To evaluate the utility of stool volatile organic compounds (VOCs) as a biomarker for colonic neoplasia, researchers obtained stool specimens from symptomatic patients referred for colonoscopy and others enrolled in the UK Bowel Cancer Screening Program (n = 137; mean age, 64 years; 54% men). Sixty patients did not have neoplasia, 56 had adenomatous polyp(s) and 21 had colorectal cancer.

The researchers performed headspace sampling with solid phase microextraction and gas chromatography mass spectrometry analysis to identify VOCs, and performed logistic regression modeling to test potential biomarkers. They identified 162 VOCs overall (mean, 58.1 in patents without neoplasia; mean, 55.2 in those with neoplasia).

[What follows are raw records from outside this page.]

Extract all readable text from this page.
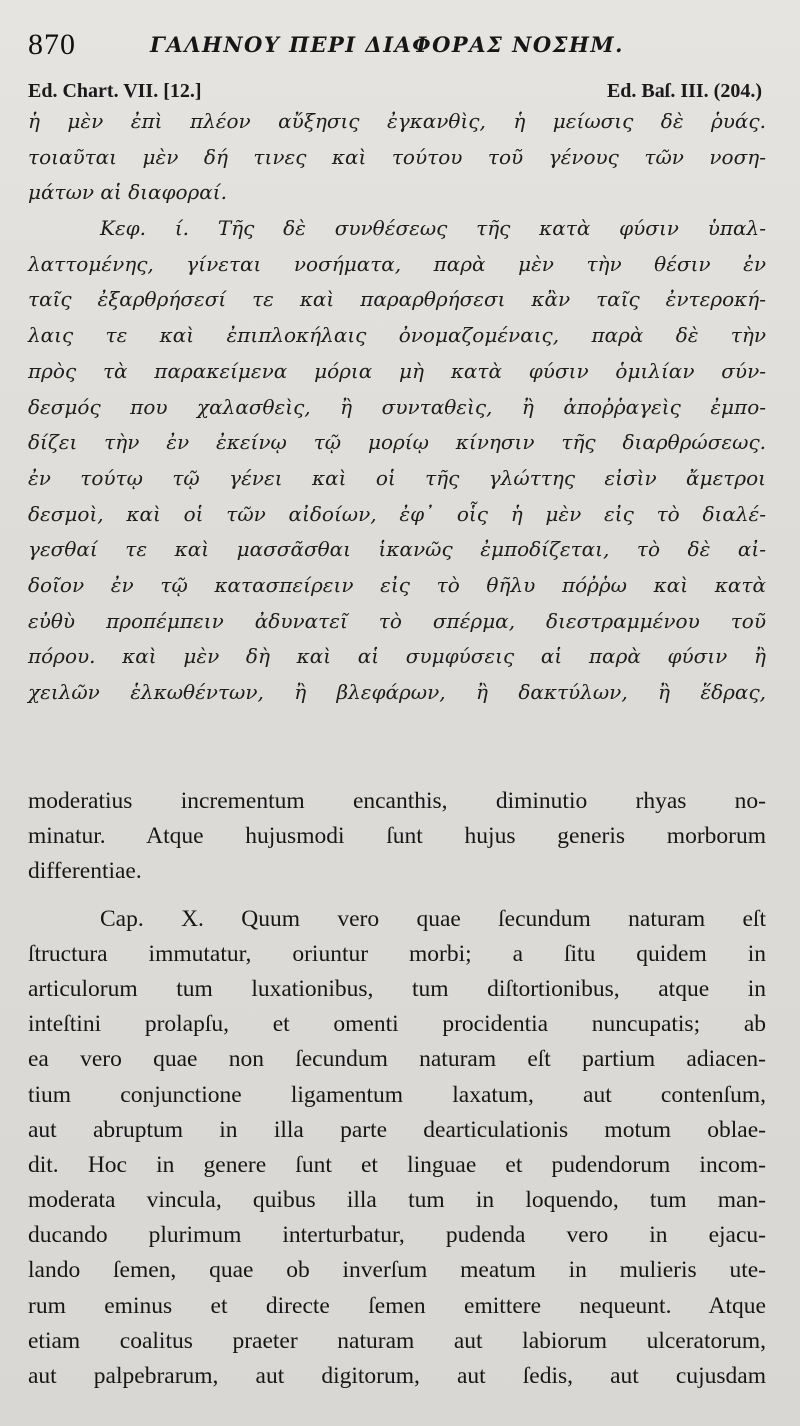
870	ΓΑΛΗΝΟΥ ΠΕΡΙ ΔΙΑΦΟΡΑΣ ΝΟΣΗΜ.
Ed. Chart. VII. [12.]	Ed. Baſ. III. (204.)
ἡ μὲν ἐπὶ πλέον αὔξησις ἐγκανθὶς, ἡ μείωσις δὲ ῥυάς.
τοιαῦται μὲν δή τινες καὶ τούτου τοῦ γένους τῶν νοση-
μάτων αἱ διαφοραί.
Κεφ. ί. Τῆς δὲ συνθέσεως τῆς κατὰ φύσιν ὑπαλ-
λαττομένης, γίνεται νοσήματα, παρὰ μὲν τὴν θέσιν ἐν
ταῖς ἐξαρθρήσεσί τε καὶ παραρθρήσεσι κἂν ταῖς ἐντεροκή-
λαις τε καὶ ἐπιπλοκήλαις ὀνομαζομέναις, παρὰ δὲ τὴν
πρὸς τὰ παρακείμενα μόρια μὴ κατὰ φύσιν ὁμιλίαν σύν-
δεσμός που χαλασθεὶς, ἢ συνταθεὶς, ἢ ἀποῤῥαγεὶς ἐμπο-
δίζει τὴν ἐν ἐκείνῳ τῷ μορίῳ κίνησιν τῆς διαρθρώσεως.
ἐν τούτῳ τῷ γένει καὶ οἱ τῆς γλώττης εἰσὶν ἄμετροι
δεσμοὶ, καὶ οἱ τῶν αἰδοίων, ἐφ᾽ οἷς ἡ μὲν εἰς τὸ διαλέ-
γεσθαί τε καὶ μασσᾶσθαι ἱκανῶς ἐμποδίζεται, τὸ δὲ αἰ-
δοῖον ἐν τῷ κατασπείρειν εἰς τὸ θῆλυ πόῤῥω καὶ κατὰ
εὐθὺ προπέμπειν ἀδυνατεῖ τὸ σπέρμα, διεστραμμένου τοῦ
πόρου. καὶ μὲν δὴ καὶ αἱ συμφύσεις αἱ παρὰ φύσιν ἢ
χειλῶν ἑλκωθέντων, ἢ βλεφάρων, ἢ δακτύλων, ἢ ἕδρας,
moderatius incrementum encanthis, diminutio rhyas no-
minatur. Atque hujusmodi ſunt hujus generis morborum
differentiae.
Cap. X. Quum vero quae ſecundum naturam eſt
ſtructura immutatur, oriuntur morbi; a ſitu quidem in
articulorum tum luxationibus, tum diſtortionibus, atque in
inteſtini prolapſu, et omenti procidentia nuncupatis; ab
ea vero quae non ſecundum naturam eſt partium adiacen-
tium conjunctione ligamentum laxatum, aut contenſum,
aut abruptum in illa parte dearticulationis motum oblae-
dit. Hoc in genere ſunt et linguae et pudendorum incom-
moderata vincula, quibus illa tum in loquendo, tum man-
ducando plurimum interturbatur, pudenda vero in ejacu-
lando ſemen, quae ob inverſum meatum in mulieris ute-
rum eminus et directe ſemen emittere nequeunt. Atque
etiam coalitus praeter naturam aut labiorum ulceratorum,
aut palpebrarum, aut digitorum, aut ſedis, aut cujusdam
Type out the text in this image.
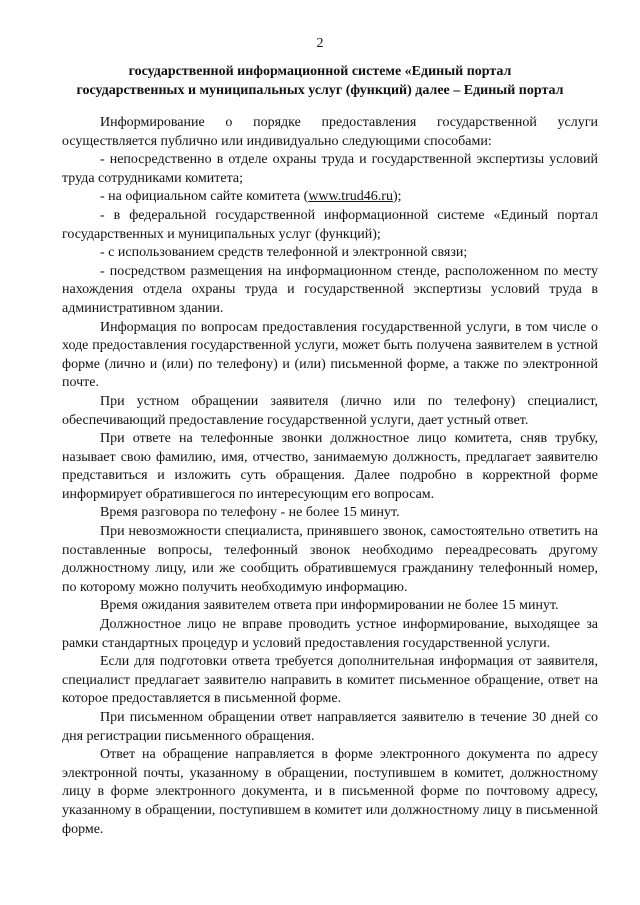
2
государственной информационной системе «Единый портал
государственных и муниципальных услуг (функций) далее – Единый портал

Информирование о порядке предоставления государственной услуги осуществляется публично или индивидуально следующими способами:

- непосредственно в отделе охраны труда и государственной экспертизы условий труда сотрудниками комитета;

- на официальном сайте комитета (www.trud46.ru);

- в федеральной государственной информационной системе «Единый портал государственных и муниципальных услуг (функций);

- с использованием средств телефонной и электронной связи;

- посредством размещения на информационном стенде, расположенном по месту нахождения отдела охраны труда и государственной экспертизы условий труда в административном здании.

Информация по вопросам предоставления государственной услуги, в том числе о ходе предоставления государственной услуги, может быть получена заявителем в устной форме (лично и (или) по телефону) и (или) письменной форме, а также по электронной почте.

При устном обращении заявителя (лично или по телефону) специалист, обеспечивающий предоставление государственной услуги, дает устный ответ.

При ответе на телефонные звонки должностное лицо комитета, сняв трубку, называет свою фамилию, имя, отчество, занимаемую должность, предлагает заявителю представиться и изложить суть обращения. Далее подробно в корректной форме информирует обратившегося по интересующим его вопросам.

Время разговора по телефону - не более 15 минут.

При невозможности специалиста, принявшего звонок, самостоятельно ответить на поставленные вопросы, телефонный звонок необходимо переадресовать другому должностному лицу, или же сообщить обратившемуся гражданину телефонный номер, по которому можно получить необходимую информацию.

Время ожидания заявителем ответа при информировании не более 15 минут.

Должностное лицо не вправе проводить устное информирование, выходящее за рамки стандартных процедур и условий предоставления государственной услуги.

Если для подготовки ответа требуется дополнительная информация от заявителя, специалист предлагает заявителю направить в комитет письменное обращение, ответ на которое предоставляется в письменной форме.

При письменном обращении ответ направляется заявителю в течение 30 дней со дня регистрации письменного обращения.

Ответ на обращение направляется в форме электронного документа по адресу электронной почты, указанному в обращении, поступившем в комитет, должностному лицу в форме электронного документа, и в письменной форме по почтовому адресу, указанному в обращении, поступившем в комитет или должностному лицу в письменной форме.
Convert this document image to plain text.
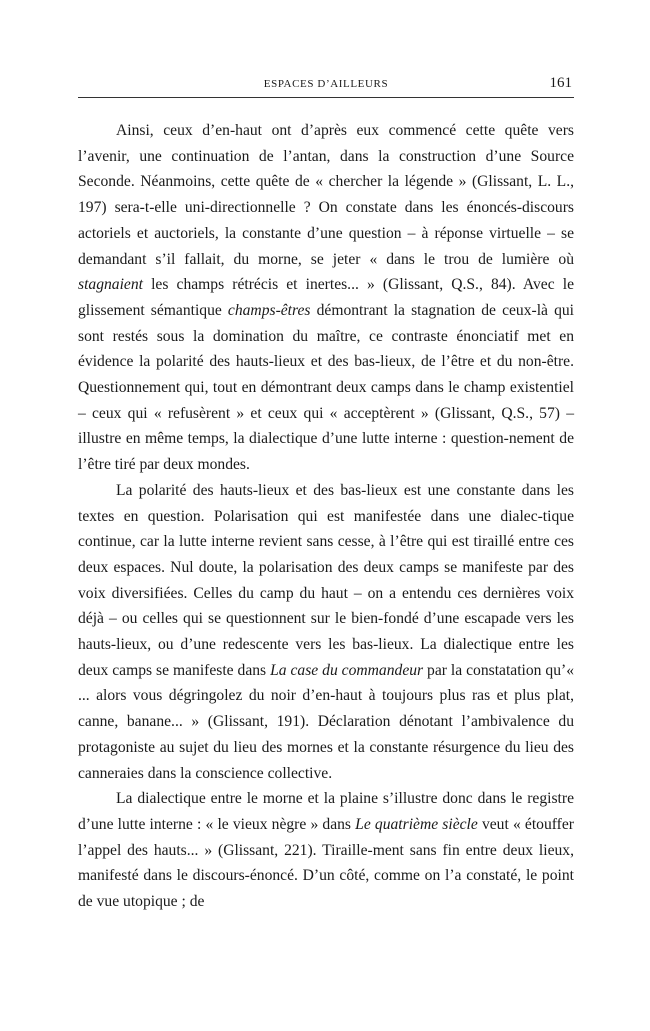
ESPACES D’AILLEURS	161

Ainsi, ceux d’en-haut ont d’après eux commencé cette quête vers l’avenir, une continuation de l’antan, dans la construction d’une Source Seconde. Néanmoins, cette quête de « chercher la légende » (Glissant, L. L., 197) sera-t-elle uni-directionnelle ? On constate dans les énoncés-discours actoriels et auctoriels, la constante d’une question – à réponse virtuelle – se demandant s’il fallait, du morne, se jeter « dans le trou de lumière où stagnaient les champs rétrécis et inertes... » (Glissant, Q.S., 84). Avec le glissement sémantique champs-êtres démontrant la stagnation de ceux-là qui sont restés sous la domination du maître, ce contraste énonciatif met en évidence la polarité des hauts-lieux et des bas-lieux, de l’être et du non-être. Questionnement qui, tout en démontrant deux camps dans le champ existentiel – ceux qui « refusèrent » et ceux qui « acceptèrent » (Glissant, Q.S., 57) – illustre en même temps, la dialectique d’une lutte interne : question-nement de l’être tiré par deux mondes.

La polarité des hauts-lieux et des bas-lieux est une constante dans les textes en question. Polarisation qui est manifestée dans une dialec-tique continue, car la lutte interne revient sans cesse, à l’être qui est tiraillé entre ces deux espaces. Nul doute, la polarisation des deux camps se manifeste par des voix diversifiées. Celles du camp du haut – on a entendu ces dernières voix déjà – ou celles qui se questionnent sur le bien-fondé d’une escapade vers les hauts-lieux, ou d’une redescente vers les bas-lieux. La dialectique entre les deux camps se manifeste dans La case du commandeur par la constatation qu’« ... alors vous dégringolez du noir d’en-haut à toujours plus ras et plus plat, canne, banane... » (Glissant, 191). Déclaration dénotant l’ambivalence du protagoniste au sujet du lieu des mornes et la constante résurgence du lieu des canneraies dans la conscience collective.

La dialectique entre le morne et la plaine s’illustre donc dans le registre d’une lutte interne : « le vieux nègre » dans Le quatrième siècle veut « étouffer l’appel des hauts... » (Glissant, 221). Tiraille-ment sans fin entre deux lieux, manifesté dans le discours-énoncé. D’un côté, comme on l’a constaté, le point de vue utopique ; de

Analysis of VOCs identified patients with higher risk neoplasia with the greatest confidence, and one VOC in particular (compound A) was significantly more abundant in specimens from patients with colorectal cancer compared with those with no neoplasia (P < .0001; area under the receiver operating characteristic [AUROC] curve, 0.76). When combined with another VOC (compound B), the AUROC curve increased to 0.82, and this combination performed with 87.9% sensitivity (95% CI, 0.87-0.99) and 84.6% specificity (95% CI, 0.65-1).

The researchers then performed further logistic regression analysis and identified a three VOC panel (compounds A, X and Y) that increased the AUROC curve to 0.86. The presence of each of these VOCs corresponded to a sixfold higher likelihood of cancer (P < .0001), and these findings were supported by factor analysis.

They concluded that the ability to identify colorectal adenocarcinoma is superior with VOC analysis compared with other fecal biomarkers, including those currently used in colorectal cancer screening in the U.K. – by Adam Leitenberger

Reference:

Bond A, et al. Abstract #OC-048. Presented at: British Society of Gastroenterology Annual Meeting; June 20-23, 2016; Liverpool, U.K.

Disclosures: The researchers report no relevant financial disclosures.